Он плакал, был похож на ребенка, который, желая досадить взрослым обидчикам, грозит им своей смертью. Это понял Зарецкий. Развеселился, добившись слез мученика. Еще порезвился немного, а потом оборвал жалобный лепет Премьера. Бесцеремонно, но дружески:
– Хватит!.. Зачем стреляться!.. Зачем увеличивать детскую смертность!.. Возьми себя в руки!.. Мы по-прежнему друзья, и никто тебя в обиду не даст… На тебе остановился выбор в ту проклятую осень девяносто третьего года. Я позвонил тебе в Парламент и сказал: «Сматывай удочки, бросай своего Хасбулатова!.. Переходи к Президенту!» Ты внял голосу друга, ушел из Парламента, и через день танки разгромили твой кабинет… Я вел тебя и буду вести!.. Успокойся!.. На-ка, возьми платок!
Зарецкий вынул из кармана платок, протянул Премьеру. Тот взял. Всхлипывая, подрагивая жирными плечами, стал утирать слезы, громко сморкался.
– Ну вот и ладно, и умница, хороший, хороший, а кто нас обидит, тому «а-та-та»!.. – Зарецкий убрал платок, пропитанный слезами Премьера. – Нет худа без добра. Политика – это искусство превращать поражение в победу. Ты можешь использовать всю эту гнусь себе на пользу. Когда я посылал этим чуркам фальшивые доллары, я умышленно обострял ситуацию, из которой мы сможем сделать рывок. Неожиданный, колоссальный, оставив позади всех конкурентов, натянув нос всем врагам! Это будет твой Тулон, твой Аустерлиц, твоя ослепительная победа!..

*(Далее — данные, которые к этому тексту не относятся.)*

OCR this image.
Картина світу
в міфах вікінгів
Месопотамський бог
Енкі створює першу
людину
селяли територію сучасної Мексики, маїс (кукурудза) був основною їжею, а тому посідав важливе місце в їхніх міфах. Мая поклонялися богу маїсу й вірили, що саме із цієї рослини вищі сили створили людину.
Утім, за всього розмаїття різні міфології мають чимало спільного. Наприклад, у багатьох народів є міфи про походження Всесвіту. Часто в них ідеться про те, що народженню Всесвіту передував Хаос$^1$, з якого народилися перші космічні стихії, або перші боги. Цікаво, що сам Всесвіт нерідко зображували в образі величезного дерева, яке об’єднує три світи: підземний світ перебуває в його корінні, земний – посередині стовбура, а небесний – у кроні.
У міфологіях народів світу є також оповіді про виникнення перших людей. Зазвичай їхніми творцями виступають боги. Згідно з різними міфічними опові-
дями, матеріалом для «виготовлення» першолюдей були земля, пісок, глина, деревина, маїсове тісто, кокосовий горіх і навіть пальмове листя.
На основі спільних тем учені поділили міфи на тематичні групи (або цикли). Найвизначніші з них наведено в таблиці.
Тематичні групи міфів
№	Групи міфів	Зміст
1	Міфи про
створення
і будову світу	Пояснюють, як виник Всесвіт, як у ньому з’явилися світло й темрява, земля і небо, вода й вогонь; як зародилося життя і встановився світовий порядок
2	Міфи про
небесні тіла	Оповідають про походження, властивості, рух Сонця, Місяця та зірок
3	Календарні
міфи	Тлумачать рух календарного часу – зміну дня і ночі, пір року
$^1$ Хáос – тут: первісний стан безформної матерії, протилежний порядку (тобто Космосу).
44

Премьер продолжал всхлипывать, трогал пальцами разбухший от влаги, пористый и красный, как клубничина, нос, но глаза его настороженно заблестели.
– Я тебя вел и буду вести. Ты не просто укрепишь свое положение. Не просто помиришься с силовиками, отомстив за любимого генерала. Ты станешь единственной опорой и надеждой нашего больного, изнывающего от старости Царя. Тебя, а не Мэра, которого ему подсовывает Астрос, тебя он сделает преемником. Не пройдет и трех месяцев, как ты, среди новогодних снегов и рождественских елок, будешь объявлен преемником!
Премьер настороженно внимал, поедая умными пугливыми глазками своего недавнего мучителя, который теперь превращался в спасителя. Еще подозревал в нем коварство, возможную злую насмешку. Но все больше верил в неожиданность блестящего хода, дерзкой комбинации, в которых Зарецкий был непревзойденный мастер.